Member of the Senate
- In office 1 March 1926 – 26 April 1926
- Constituency: Tarapacá and Antofagasta

Personal details
- Born: 9 February 1875 Freirina, Chile
- Died: 1 January 1946 (aged 70) Santiago, Chile
- Party: Radical Party
- Spouse: Estela Barh
- Parent(s): José Hilarión Poblete Carolina Cortés
- Alma mater: University of Chile
- Occupation: Physician

= Maximiliano Poblete =

Chilean politician

Maximiliano Poblete Cortés (9 February 1875 – 1946) was a Chilean physician and politician who briefly served as senator for Tarapacá and Antofagasta in 1926.

==Biography==
He was born in Freirina on 9 February 1875, son of José Hilarión Poblete Barros and Carolina Cortés Rojas. His father was appointed administrator of the mines of Pedro Enrique Palazuelos in the Mineral de Caracoles, prompting the family to settle in Antofagasta.

He began his studies at the Liceo de Hombres of Antofagasta and later completed his secondary education at Colegio San Agustín in Santiago. He studied Medicine at the University of Chile and qualified as physician and surgeon in 1898. He then returned to Antofagasta, where he married Estela Barh Mandiola and had eight children: Maximiliano, María Adriana, María del Divino Corazón, Edgardo, Jorge, Gabriela, Raúl and Inés.

He practiced medicine in Antofagasta and was active in the Seguro Obligatorio, focusing on the welfare of nitrate workers. He later settled in Santiago, serving as councilor of the Caja Nacional de Empleados Públicos and of the Sociedad Nacional de Minería (SONAMI). He was delegate of the Colegio Médico de Antofagasta to the national body and vice president of the Asociación Médica at national level.

He died in Santiago at the age of seventy-one.

==Political career==
He was member of the Radical Party. In Antofagasta he was elected councilor in 1909 and mayor in 1912, serving for a total of eighteen years until 1930. He was granted the title of "Ciudadano Honorario" for his municipal work.

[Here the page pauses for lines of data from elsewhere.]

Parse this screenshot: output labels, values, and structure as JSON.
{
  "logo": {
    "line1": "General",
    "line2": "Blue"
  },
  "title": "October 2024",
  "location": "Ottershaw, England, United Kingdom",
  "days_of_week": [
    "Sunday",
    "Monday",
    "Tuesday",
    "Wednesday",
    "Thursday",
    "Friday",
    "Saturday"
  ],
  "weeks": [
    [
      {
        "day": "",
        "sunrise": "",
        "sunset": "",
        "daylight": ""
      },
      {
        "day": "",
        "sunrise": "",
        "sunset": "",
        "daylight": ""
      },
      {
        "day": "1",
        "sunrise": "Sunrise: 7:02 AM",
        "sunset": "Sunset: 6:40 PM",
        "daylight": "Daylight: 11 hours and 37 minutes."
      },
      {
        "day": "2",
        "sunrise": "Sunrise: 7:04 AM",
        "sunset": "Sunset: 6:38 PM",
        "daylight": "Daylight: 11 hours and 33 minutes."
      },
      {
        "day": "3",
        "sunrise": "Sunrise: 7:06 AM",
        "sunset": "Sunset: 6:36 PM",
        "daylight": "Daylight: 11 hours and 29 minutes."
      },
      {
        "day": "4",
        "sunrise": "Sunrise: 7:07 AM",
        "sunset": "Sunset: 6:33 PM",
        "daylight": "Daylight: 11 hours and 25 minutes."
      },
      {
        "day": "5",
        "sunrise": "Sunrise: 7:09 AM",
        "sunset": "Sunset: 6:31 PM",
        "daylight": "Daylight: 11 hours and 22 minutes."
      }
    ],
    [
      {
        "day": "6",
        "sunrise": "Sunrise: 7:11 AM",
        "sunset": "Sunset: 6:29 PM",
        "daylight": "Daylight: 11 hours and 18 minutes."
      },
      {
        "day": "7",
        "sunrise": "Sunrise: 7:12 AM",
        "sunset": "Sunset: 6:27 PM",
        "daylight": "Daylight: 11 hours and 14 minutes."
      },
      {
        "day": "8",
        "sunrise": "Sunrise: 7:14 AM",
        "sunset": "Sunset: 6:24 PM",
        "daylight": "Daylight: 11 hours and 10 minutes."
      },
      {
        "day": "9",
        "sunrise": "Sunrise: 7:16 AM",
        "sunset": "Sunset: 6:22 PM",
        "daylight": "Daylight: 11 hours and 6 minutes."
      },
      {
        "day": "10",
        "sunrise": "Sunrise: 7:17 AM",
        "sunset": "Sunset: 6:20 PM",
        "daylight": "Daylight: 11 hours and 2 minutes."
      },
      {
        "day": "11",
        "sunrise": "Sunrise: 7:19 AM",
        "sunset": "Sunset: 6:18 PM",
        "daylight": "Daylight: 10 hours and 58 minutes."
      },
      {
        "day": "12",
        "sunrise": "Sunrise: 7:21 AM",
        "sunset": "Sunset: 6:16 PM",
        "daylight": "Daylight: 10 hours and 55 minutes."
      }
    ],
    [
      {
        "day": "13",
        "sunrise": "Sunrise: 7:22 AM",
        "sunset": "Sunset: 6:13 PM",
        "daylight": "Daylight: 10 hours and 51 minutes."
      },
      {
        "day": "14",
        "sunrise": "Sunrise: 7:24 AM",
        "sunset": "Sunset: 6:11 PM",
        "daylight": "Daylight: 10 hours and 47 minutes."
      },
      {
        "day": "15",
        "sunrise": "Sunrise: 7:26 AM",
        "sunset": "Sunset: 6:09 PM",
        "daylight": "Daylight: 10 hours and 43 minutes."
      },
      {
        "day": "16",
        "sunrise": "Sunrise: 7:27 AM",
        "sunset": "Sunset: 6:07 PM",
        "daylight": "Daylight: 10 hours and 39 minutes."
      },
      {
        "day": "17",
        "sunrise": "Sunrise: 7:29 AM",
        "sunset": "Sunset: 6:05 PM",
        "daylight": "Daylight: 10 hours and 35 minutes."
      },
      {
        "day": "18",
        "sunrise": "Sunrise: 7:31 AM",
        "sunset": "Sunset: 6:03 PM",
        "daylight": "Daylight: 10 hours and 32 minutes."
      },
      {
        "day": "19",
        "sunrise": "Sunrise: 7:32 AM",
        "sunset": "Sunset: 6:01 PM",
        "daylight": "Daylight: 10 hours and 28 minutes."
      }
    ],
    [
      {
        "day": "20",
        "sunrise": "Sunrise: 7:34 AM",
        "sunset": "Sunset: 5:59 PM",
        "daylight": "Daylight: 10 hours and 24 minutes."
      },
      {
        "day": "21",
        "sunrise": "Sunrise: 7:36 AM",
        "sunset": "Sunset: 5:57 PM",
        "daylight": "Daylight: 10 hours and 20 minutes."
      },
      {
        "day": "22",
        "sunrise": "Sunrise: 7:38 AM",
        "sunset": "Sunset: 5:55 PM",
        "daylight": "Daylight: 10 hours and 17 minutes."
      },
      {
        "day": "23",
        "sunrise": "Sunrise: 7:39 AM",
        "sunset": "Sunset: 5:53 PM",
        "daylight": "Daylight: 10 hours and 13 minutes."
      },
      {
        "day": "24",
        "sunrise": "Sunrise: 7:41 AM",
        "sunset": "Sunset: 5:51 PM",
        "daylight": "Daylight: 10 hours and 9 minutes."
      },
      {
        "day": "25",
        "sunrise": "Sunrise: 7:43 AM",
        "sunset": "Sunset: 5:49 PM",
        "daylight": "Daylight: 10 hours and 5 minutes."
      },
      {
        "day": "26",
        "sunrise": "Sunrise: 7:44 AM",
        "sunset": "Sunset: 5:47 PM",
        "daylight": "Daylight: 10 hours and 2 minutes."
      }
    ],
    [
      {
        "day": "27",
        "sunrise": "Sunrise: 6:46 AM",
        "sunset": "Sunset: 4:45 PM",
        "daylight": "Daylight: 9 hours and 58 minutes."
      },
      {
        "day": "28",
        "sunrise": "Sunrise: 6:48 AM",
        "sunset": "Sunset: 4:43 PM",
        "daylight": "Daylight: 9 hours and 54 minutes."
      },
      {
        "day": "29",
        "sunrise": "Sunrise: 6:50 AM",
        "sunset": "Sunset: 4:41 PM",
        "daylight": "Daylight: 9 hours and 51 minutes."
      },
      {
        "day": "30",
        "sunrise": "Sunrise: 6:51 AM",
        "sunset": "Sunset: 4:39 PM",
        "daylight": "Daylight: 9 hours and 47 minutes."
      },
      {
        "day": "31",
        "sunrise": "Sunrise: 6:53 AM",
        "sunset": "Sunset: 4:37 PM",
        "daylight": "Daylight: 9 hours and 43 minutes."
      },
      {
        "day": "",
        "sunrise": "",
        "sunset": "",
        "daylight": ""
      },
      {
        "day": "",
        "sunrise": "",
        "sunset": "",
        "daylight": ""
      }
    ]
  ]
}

In 1926 he was candidate for senator for the provincial grouping of Tarapacá and Antofagasta (1926–1934). By decision of the Tribunal Calificador he was proclaimed senator on a provisional basis from 1 March 1926 until 26 April 1926, when the definitive proclamation installed Óscar Viel Cavero. During that period he served on the Permanent Commission of Hygiene and Public Assistance.